Tensions were quickly escalating Saturday when the organizer of a peace march in Englewood and a city police officer went chest-to-chest. Then things got out of hand.
The officer was one of several who apparently were trying disperse a march early Saturday evening, repeatedly telling participants and onlookers to back up, after what appeared to be a separate incident that occurred along the route several minutes into the event.
That's when he and Ainsworth Minott faced off, video shows (see below).
Almost instantly, the officer and others push forward. Some marchers are forced to the ground in the sudden scramble.
Before the dust settles, Minott and three others are arrested.
Four videos recorded at the scene are collected here. They will be among the evidence viewed by authorities to determine what happened.
This was shot at the center of the incident:
This is another:
City police, bolstered by Bergen County sheriff’s officers, outnumbered the 15 or so participants in the "March of Black Excellence," organized by Minott, who invited people of all races and cultures to turn out “in their best attire,” marchers said.
Shortly after the walk began at Mackay Park, marchers said, Minott and The Rev. Preston Thompson of Ebenezer Baptist Church broke from the group to try and break up some kind of fight between two female civilians.
Englewood Police Chief Lawrence Suffern confirmed that the marchers were headed east on Englewood Avenue when several members ran over to help break up a fight near the corner of William Street.
"As responding officers arrived, there appears to have been a confrontation involving the march participants and law enforcement," Suffern said. "T]here were four people [who] were taken into custody."
Video shows several police officers approaching the group, with one shouting that the march was now over, apparently due to the incident.
Shouting erupts between police and the marchers as the officers try to move the group off the street, the video shows.
Then things get physical.
Three people were eventually released. One remained held.
Minott had organized what had been mostly peaceful weekly marches the past several months, except for one, in particular, in which a spectator said he was assaulted by a "man with a megaphone."

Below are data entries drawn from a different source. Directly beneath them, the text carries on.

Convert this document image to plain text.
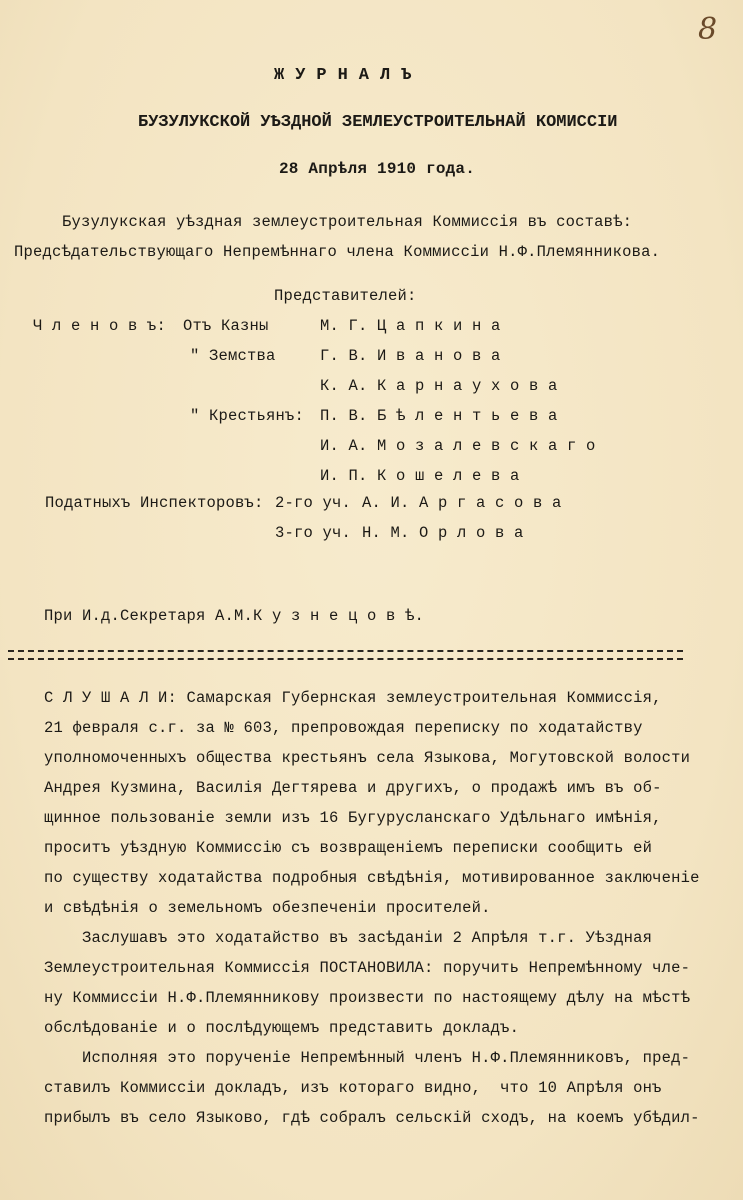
8
ЖУРНАЛЪ
БУЗУЛУКСКОЙ УѢЗДНОЙ ЗЕМЛЕУСТРОИТЕЛЬНАЙ КОМИССIИ
28 Апрѣля 1910 года.
Бузулукская уѣздная землеустроительная Коммиссія въ составѣ:
Предсѣдательствующаго Непремѣннаго члена Коммиссіи Н.Ф.Племянникова.
Представителей:
Ч л е н о в ъ: Отъ Казны	М. Г. Ц а п к и н а
" Земства	Г. В. И в а н о в а
К. А. К а р н а у х о в а
" Крестьянъ: П. В. Б ѣ л е н т ь е в а
И. А. М о з а л е в с к а г о
И. П. К о ш е л е в а
Податныхъ Инспекторовъ: 2-го уч. А. И. А р г а с о в а
3-го уч. Н. М. О р л о в а
При И.д.Секретаря А.М.К у з н е ц о в ѣ.
С Л У Ш А Л И: Самарская Губернская землеустроительная Коммиссія,
21 февраля с.г. за № 603, препровождая переписку по ходатайству
уполномоченныхъ общества крестьянъ села Языкова, Могутовской волости
Андрея Кузмина, Василія Дегтярева и другихъ, о продажѣ имъ въ об-
щинное пользованіе земли изъ 16 Бугурусланскаго Удѣльнаго имѣнія,
проситъ уѣздную Коммиссію съ возвращеніемъ переписки сообщить ей
по существу ходатайства подробныя свѣдѣнія, мотивированное заключеніе
и свѣдѣнія о земельномъ обезпеченіи просителей.
Заслушавъ это ходатайство въ засѣданіи 2 Апрѣля т.г. Уѣздная
Землеустроительная Коммиссія ПОСТАНОВИЛА: поручить Непремѣнному чле-
ну Коммиссіи Н.Ф.Племянникову произвести по настоящему дѣлу на мѣстѣ
обслѣдованіе и о послѣдующемъ представить докладъ.
Исполняя это порученіе Непремѣнный членъ Н.Ф.Племянниковъ, пред-
ставилъ Коммиссіи докладъ, изъ котораго видно,  что 10 Апрѣля онъ
прибылъ въ село Языково, гдѣ собралъ сельскій сходъ, на коемъ убѣдил-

Police asked for video from the event as part of an investigation that still hasn't produced an arrest.
Mayor Michael Wildes, who attended Saturday's event, said the marches have become “a comfort and source of unity” in Englewood. The mayor said he intended to “get to the bottom” of what happened.
"Allegations of excessive force are taken very seriously," said Suffern, the police chief, adding that his department "has initiated in internal investigation."
The state Attorney General’s Office, Bergen County Prosecutor’s Office and Bergen County Sheriff’s Office were expected to be interested in the results.